If we do not love ourselves first, we may feel that we have tremendous empathy for others but we are only projecting our own very particular pain onto them, dumping our trash as it were, while our need for love and approval makes it difficult for us to love others without attachment, without the demands of our own ego. Compassion and love for others that is free of our own ego require that we have compassion and love for ourselves.

January 29, 2007
Meditation begins with the body, often to the surprise of beginners. Over time we discover, not intellectually but experientially, that we are less and less identified with our bodies—but only after we have become intimately acquainted with them as never before.
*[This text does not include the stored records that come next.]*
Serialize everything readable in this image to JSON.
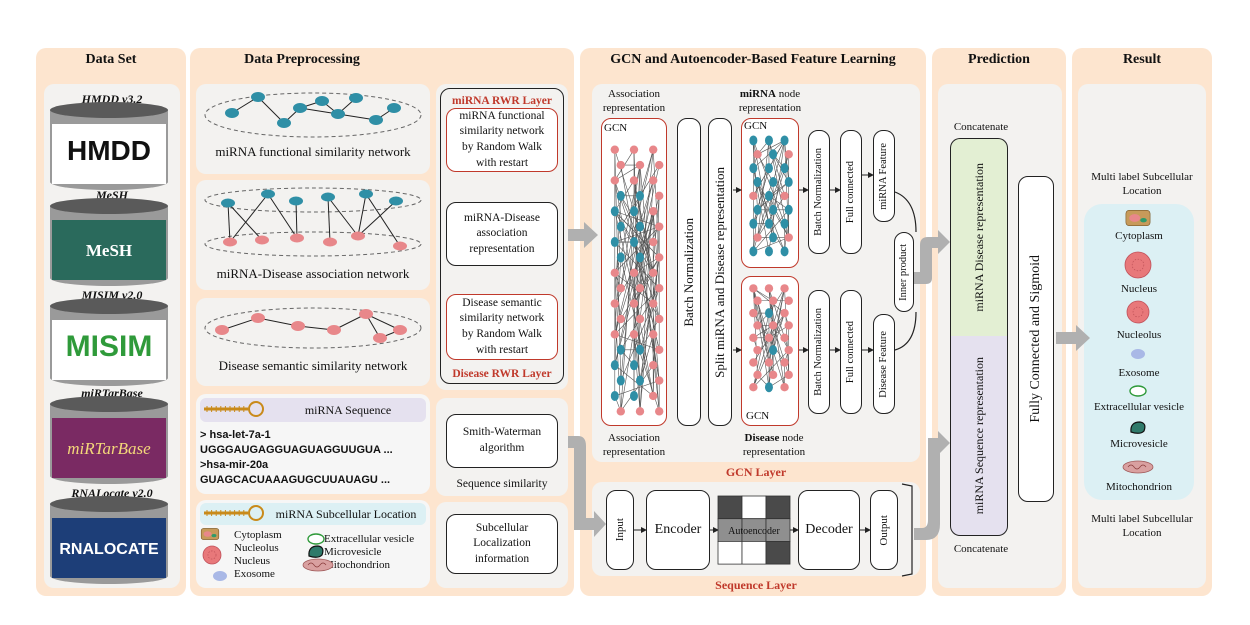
{
  "colors": {
    "panel": "#fde5cf",
    "inner": "#f3f2f0",
    "mirna": "#2f8fa6",
    "disease": "#e8878a",
    "red": "#c0392b",
    "arrow": "#b0b0b0",
    "green": "#e3efd3",
    "lilac": "#e5e1ef",
    "cyan": "#dcf0f4"
  },
  "panels": {
    "dataset": "Data Set",
    "preprocessing": "Data Preprocessing",
    "gcn": "GCN and Autoencoder-Based Feature Learning",
    "prediction": "Prediction",
    "result": "Result"
  },
  "databases": [
    {
      "title": "HMDD v3.2",
      "logo": "HMDD"
    },
    {
      "title": "MeSH",
      "logo": "MeSH"
    },
    {
      "title": "MISIM v2.0",
      "logo": "MISIM"
    },
    {
      "title": "miRTarBase",
      "logo": "miRTarBase"
    },
    {
      "title": "RNALocate v2.0",
      "logo": "RNALOCATE"
    }
  ],
  "preprocessing": {
    "net1": "miRNA functional similarity network",
    "net2": "miRNA-Disease association network",
    "net3": "Disease semantic similarity network",
    "seq_title": "miRNA Sequence",
    "seq_lines": [
      "> hsa-let-7a-1",
      "UGGGAUGAGGUAGUAGGUUGUA ...",
      ">hsa-mir-20a",
      "GUAGCACUAAAGUGCUUAUAGU ..."
    ],
    "loc_title": "miRNA Subcellular Location",
    "loc_items": [
      "Cytoplasm",
      "Nucleolus",
      "Nucleus",
      "Exosome",
      "Extracellular vesicle",
      "Microvesicle",
      "Mitochondrion"
    ],
    "mirna_rwr": "miRNA RWR Layer",
    "mirna_rwr_box": "miRNA functional similarity network by Random Walk with restart",
    "assoc_box": "miRNA-Disease association representation",
    "disease_rwr_box": "Disease semantic similarity network by Random Walk with restart",
    "disease_rwr": "Disease RWR Layer",
    "sw_box": "Smith-Waterman algorithm",
    "seq_sim": "Sequence similarity",
    "subcell_box": "Subcellular Localization information"
  },
  "gcn": {
    "assoc_rep_top": "Association representation",
    "assoc_rep_bottom": "Association representation",
    "gcn_label": "GCN",
    "mirna_node_bold": "miRNA",
    "mirna_node_rest": "node representation",
    "disease_node_bold": "Disease",
    "disease_node_rest": "node representation",
    "batch_norm": "Batch Normalization",
    "split": "Split miRNA and Disease representation",
    "full_connected": "Full connected",
    "mirna_feature": "miRNA Feature",
    "disease_feature": "Disease Feature",
    "inner_product": "Inner product",
    "gcn_layer": "GCN Layer",
    "input": "Input",
    "encoder": "Encoder",
    "autoencoder": "Autoencoder",
    "decoder": "Decoder",
    "output": "Output",
    "sequence_layer": "Sequence Layer"
  },
  "prediction": {
    "concat_top": "Concatenate",
    "concat_bottom": "Concatenate",
    "disease_rep": "miRNA Disease representation",
    "seq_rep": "miRNA Sequence representation",
    "fc_sigmoid": "Fully Connected and Sigmoid"
  },
  "result": {
    "top_label": "Multi label Subcellular Location",
    "bottom_label": "Multi label Subcellular Location",
    "items": [
      "Cytoplasm",
      "Nucleus",
      "Nucleolus",
      "Exosome",
      "Extracellular vesicle",
      "Microvesicle",
      "Mitochondrion"
    ]
  }
}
Just as we must know and love our Selves —in the west probably through some brush with therapy—before we can let go of the notion of Self, so we must know the body well before we can let go our attachment to it.

Bettina and I were speaking of this today, and it occurred to me that probably the experience of being centered in our body, inhabiting it fully, is an essential practice for those of us who fear “abandonment.” If we mostly experience the world as “out there,” only come back to our bodies when forced to by discomfort or great pleasure, we have effectively abandoned ourselves and we will continue to look “out there” for affirmation of ourselves, feel almost existentially frightened and lonely if we do not have that outside reassurance of our existence. This is the meaning of Thich Nhat Hanh’s mantra, “I have arrived. I am home.”—that we do not require more than our own breath, our own bodies to be whole.

February 14, 2007
In Living in The Light of Death, Larry Rosenberg refers to an experience most meditators are familiar with. We may begin in our practice with the single focus of our breath, but over time we find that we are preserving that single focus and yet our meditative awareness has expanded outward, can reach farther and farther out into the world, while not losing the focus we began with.

It seems to me that non-attached loving is the same experience. We may begin wholly focussed on our new partner, learning to hold our attention on her without outside distraction or the distraction of our own egos, but if our love is not need-driven we can, while not loving her less or giving her less of our full attention, expand our non-attached love to a wider circle.